Both had been brilliant amateurs. Needham, twice an ABA champion, had won gold at the 1970 Commonwealth Games. Cowdell, meanwhile, amassed four ABA titles, won Commonwealth gold and European bronze in 1974 and bronze at the ’76 Olympics. Needham (29-5-1), a former British bantamweight titlist, had been a pro for eight years and was making the first defence of the featherweight crown he’d won the previous April. Cowdell, 10-1 going into the fight and a pro for just two years, was making his first title challenge in the paid ranks.

The challenger took advantage of a slow start from Needham, peppering him with jabs and classy combinations to take the early rounds. Dave got into the fight from the seventh, but as Bob Mee noted in his report for Boxing News, come the 15th round the heavily pro-Cowdell crowd were singing and chanting as their man seemed to be “moments from the title”.

When referee Nathan raised Needham’s arm the singing stopped and the chaos started.
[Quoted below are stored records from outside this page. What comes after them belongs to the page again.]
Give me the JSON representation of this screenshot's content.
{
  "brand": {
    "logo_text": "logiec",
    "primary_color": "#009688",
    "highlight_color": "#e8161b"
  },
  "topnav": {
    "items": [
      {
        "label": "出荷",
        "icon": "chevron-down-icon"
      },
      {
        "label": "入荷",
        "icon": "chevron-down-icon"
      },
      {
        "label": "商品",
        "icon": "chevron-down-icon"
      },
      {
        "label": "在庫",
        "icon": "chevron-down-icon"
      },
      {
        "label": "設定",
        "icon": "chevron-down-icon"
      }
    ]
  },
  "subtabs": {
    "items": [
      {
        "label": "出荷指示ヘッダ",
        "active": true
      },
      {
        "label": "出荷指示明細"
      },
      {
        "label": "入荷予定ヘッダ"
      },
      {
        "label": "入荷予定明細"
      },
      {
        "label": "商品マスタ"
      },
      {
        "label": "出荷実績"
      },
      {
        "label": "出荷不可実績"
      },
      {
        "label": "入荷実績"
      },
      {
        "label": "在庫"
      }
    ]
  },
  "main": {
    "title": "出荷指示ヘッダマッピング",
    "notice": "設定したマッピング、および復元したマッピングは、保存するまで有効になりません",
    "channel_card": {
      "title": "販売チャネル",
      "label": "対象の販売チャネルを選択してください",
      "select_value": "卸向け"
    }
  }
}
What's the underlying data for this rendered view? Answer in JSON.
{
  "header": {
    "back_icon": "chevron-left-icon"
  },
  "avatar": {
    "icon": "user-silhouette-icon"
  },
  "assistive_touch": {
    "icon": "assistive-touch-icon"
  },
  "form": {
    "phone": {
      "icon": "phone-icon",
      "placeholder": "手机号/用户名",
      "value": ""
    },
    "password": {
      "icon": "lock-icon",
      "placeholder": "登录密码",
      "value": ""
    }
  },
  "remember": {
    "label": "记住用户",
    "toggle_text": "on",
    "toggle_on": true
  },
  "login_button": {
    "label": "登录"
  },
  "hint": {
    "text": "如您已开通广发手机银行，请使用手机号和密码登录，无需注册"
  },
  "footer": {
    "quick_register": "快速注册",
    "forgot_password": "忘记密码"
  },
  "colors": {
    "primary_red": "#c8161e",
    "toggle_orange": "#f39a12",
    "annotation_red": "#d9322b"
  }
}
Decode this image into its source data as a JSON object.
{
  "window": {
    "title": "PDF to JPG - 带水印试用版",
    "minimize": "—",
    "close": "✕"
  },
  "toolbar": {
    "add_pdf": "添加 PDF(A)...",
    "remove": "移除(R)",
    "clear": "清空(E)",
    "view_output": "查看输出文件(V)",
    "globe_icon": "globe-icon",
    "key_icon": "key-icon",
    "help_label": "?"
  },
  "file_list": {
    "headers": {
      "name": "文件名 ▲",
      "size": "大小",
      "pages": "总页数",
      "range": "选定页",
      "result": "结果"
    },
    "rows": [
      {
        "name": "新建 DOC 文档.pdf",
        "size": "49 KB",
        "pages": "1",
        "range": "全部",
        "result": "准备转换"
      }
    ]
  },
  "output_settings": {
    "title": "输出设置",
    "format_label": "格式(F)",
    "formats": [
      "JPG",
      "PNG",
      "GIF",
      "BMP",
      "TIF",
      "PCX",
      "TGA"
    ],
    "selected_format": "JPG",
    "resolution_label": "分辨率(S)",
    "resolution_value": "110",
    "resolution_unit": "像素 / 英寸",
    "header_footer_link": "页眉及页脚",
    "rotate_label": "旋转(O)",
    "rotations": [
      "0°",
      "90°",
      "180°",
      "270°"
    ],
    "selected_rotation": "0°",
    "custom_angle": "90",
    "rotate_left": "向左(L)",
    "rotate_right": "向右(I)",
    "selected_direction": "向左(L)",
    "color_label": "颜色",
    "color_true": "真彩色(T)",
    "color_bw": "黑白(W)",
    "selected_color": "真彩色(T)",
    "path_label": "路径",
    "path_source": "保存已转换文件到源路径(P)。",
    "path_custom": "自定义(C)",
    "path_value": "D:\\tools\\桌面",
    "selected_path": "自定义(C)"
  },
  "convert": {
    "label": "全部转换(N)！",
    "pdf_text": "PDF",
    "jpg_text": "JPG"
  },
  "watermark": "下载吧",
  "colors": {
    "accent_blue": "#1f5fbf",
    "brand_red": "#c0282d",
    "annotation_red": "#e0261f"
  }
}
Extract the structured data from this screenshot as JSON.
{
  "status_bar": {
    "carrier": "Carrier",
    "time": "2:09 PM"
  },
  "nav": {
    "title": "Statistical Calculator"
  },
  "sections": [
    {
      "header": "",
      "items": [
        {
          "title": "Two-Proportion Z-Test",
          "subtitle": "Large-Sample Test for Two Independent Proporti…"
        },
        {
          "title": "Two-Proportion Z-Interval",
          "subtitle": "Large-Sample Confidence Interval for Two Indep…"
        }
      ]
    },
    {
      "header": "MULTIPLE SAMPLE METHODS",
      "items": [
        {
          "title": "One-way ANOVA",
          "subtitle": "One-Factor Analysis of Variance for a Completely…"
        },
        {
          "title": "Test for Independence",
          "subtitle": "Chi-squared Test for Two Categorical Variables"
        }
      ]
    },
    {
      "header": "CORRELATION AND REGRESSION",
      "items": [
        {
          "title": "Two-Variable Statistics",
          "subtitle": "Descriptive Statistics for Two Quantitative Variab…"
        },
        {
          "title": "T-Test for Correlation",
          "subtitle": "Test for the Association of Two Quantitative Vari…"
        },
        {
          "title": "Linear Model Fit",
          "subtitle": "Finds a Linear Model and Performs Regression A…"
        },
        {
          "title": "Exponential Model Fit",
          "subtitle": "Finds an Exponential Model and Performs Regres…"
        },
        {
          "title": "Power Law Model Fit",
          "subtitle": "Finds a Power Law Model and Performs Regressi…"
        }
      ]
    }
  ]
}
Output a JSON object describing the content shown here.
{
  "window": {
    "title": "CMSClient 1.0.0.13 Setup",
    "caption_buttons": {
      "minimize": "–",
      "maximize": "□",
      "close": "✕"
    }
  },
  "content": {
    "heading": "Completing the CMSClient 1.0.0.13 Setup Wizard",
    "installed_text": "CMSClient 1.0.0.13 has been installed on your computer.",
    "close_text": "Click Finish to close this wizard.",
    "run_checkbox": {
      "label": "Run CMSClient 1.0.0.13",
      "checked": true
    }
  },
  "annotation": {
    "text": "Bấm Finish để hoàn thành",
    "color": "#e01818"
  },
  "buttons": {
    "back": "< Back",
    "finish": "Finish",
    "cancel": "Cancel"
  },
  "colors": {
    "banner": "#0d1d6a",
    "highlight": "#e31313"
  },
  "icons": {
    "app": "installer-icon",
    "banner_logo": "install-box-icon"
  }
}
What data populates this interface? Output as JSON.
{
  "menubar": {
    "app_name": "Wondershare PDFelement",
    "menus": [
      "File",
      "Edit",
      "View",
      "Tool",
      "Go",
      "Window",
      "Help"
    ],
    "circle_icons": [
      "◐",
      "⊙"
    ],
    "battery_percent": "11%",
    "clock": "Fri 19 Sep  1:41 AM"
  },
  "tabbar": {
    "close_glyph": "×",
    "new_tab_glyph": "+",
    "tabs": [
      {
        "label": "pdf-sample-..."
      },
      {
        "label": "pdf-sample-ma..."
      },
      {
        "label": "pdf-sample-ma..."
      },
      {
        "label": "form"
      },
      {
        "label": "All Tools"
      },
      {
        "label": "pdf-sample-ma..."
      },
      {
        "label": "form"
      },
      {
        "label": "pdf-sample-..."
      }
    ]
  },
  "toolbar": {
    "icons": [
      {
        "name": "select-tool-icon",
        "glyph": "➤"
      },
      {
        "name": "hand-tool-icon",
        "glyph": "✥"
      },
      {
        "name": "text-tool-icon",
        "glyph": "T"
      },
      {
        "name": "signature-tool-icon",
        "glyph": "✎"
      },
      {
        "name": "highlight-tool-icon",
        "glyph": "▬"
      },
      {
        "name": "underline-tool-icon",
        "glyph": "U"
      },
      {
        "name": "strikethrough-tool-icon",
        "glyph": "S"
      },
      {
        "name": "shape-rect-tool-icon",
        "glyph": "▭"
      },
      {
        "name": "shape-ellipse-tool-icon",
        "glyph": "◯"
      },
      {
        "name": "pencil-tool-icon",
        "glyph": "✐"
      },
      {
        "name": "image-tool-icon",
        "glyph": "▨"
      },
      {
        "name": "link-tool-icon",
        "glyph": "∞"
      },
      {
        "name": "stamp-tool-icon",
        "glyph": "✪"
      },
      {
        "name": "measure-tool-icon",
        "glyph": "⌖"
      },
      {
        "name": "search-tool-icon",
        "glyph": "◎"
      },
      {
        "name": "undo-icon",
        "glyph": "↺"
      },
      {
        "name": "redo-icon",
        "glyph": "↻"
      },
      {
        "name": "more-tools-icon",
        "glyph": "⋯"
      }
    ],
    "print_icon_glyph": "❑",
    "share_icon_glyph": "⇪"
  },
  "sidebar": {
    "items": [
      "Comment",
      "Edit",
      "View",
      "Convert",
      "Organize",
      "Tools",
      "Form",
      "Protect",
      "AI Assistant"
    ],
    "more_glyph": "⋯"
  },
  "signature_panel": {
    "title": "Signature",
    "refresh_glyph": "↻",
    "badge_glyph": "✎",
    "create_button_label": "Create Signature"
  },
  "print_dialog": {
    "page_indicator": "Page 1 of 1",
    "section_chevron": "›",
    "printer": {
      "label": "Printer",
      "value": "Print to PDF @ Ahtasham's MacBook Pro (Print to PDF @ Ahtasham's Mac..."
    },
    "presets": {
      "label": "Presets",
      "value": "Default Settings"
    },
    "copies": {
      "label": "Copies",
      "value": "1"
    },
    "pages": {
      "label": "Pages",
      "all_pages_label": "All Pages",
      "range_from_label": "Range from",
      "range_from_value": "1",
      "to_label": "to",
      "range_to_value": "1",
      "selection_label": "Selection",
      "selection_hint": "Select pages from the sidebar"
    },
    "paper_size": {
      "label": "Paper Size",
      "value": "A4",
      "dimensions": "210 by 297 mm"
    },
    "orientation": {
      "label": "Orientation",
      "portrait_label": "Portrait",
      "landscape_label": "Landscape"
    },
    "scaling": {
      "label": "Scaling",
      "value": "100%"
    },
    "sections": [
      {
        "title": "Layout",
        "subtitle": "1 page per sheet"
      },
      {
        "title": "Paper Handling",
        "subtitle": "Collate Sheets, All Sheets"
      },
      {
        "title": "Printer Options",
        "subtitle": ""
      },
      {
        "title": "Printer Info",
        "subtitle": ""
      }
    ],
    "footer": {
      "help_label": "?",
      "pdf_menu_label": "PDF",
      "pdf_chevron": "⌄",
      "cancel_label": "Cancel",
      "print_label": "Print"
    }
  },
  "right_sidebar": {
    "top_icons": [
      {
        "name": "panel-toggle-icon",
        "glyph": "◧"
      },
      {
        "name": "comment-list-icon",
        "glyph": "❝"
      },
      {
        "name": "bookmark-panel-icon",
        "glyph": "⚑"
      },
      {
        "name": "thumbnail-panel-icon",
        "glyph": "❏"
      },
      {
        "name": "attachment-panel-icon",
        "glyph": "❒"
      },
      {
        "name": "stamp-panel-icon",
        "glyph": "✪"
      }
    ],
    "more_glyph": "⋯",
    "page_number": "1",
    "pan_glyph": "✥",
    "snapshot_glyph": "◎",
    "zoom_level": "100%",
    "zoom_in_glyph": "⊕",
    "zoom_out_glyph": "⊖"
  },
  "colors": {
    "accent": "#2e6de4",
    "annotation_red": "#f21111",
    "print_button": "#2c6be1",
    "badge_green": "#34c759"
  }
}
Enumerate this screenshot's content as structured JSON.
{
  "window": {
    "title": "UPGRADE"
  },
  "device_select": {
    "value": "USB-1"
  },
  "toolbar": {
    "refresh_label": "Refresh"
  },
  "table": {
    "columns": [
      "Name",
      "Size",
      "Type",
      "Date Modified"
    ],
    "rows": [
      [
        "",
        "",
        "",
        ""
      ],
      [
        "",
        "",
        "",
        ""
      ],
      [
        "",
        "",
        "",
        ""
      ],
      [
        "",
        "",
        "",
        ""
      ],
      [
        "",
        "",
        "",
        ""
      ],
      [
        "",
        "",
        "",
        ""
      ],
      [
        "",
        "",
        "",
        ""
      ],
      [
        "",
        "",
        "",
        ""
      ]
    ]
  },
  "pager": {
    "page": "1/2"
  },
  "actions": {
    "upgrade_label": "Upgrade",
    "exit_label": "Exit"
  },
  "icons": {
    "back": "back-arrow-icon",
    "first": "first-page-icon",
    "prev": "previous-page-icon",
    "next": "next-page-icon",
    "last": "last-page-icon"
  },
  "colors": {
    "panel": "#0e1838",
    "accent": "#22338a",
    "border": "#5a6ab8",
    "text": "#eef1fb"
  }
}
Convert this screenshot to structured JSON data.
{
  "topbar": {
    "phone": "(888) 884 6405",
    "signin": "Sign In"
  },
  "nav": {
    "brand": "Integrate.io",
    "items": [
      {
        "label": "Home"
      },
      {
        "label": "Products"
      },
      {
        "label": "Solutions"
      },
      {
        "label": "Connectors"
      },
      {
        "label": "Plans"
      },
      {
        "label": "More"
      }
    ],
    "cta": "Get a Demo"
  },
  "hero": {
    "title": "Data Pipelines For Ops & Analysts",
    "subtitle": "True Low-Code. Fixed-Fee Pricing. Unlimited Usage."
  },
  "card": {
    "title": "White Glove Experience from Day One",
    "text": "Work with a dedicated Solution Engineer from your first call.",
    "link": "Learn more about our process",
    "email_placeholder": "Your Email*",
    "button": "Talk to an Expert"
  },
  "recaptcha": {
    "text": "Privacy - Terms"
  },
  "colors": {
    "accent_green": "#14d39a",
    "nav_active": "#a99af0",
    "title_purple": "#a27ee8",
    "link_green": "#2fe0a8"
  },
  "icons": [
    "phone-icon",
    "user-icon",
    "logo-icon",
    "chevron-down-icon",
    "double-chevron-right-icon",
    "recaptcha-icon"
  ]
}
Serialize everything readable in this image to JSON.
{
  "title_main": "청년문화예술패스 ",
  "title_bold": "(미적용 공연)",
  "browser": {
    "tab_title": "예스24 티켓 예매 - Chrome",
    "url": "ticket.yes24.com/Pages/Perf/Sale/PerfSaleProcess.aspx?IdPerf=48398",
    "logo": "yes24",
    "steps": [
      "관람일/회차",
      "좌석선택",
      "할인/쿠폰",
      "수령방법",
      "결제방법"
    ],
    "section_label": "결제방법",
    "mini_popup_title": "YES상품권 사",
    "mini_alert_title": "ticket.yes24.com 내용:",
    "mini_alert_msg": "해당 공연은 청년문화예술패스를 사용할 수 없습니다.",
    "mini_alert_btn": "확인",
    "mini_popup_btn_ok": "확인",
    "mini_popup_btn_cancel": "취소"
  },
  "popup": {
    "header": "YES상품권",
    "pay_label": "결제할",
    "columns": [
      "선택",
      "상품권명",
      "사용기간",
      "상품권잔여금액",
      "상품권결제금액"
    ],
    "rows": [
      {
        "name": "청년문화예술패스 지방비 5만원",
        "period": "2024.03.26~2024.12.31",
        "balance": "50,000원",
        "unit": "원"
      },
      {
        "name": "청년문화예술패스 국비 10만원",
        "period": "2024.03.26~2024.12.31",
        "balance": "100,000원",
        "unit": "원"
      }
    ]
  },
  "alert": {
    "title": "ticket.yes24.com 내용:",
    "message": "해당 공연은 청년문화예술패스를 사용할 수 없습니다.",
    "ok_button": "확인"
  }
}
A cascade of programmes and coins were hurled into the ring. Needham’s manager Mickey Duff climbed through the ropes and tried to reason with the crowd, but his words were drowned out by the noise. Trying to get to safety, Sid moved to ringside with the other officials but things only got worse. “Some of the lunatic fringe attacked me from behind,” he recalled, “punching at my head, wrenching at my collar as if they would strangle me, and generally trying to beat me up.”

Sid was forced to stand there for several minutes to await a police escort. “Even with the boys in blue around,” he said, “people tried to trip me as I walked from ringside. ‘Does this happen every time?’ asked a curious policeman. If it had, I don’t think I would have been a referee for 31 years!”

Much of the media, including BN, felt Pat deserved the decision. The BBBofC launched an inquiry and asked Sid to explain how he reached his 147-146 verdict for the Nottingham man. He explained that after the sixth round he had gone to Cowdell’s corner to warn him for repeated holding: “If he took any notice, he did not show it. So I deducted the next four rounds from him. That meant he had given himself a considerable handicap and he could not overcome it.”

A rematch was held at the Albert Hall seven weeks later and this time the decision prompted no arguments. Cowdell was crowned champion after 15 rounds. Needham got another crack at the title in May 1980 but Cowdell stopped him in 12. Dave never fought again but Pat continued for another eight years. He won European honours at feather and super-featherweight and took Salvador Sanchez to a split decision in a challenge for the WBC 9st belt. The Warley man would go down as one of the best British boxers never to win a world title.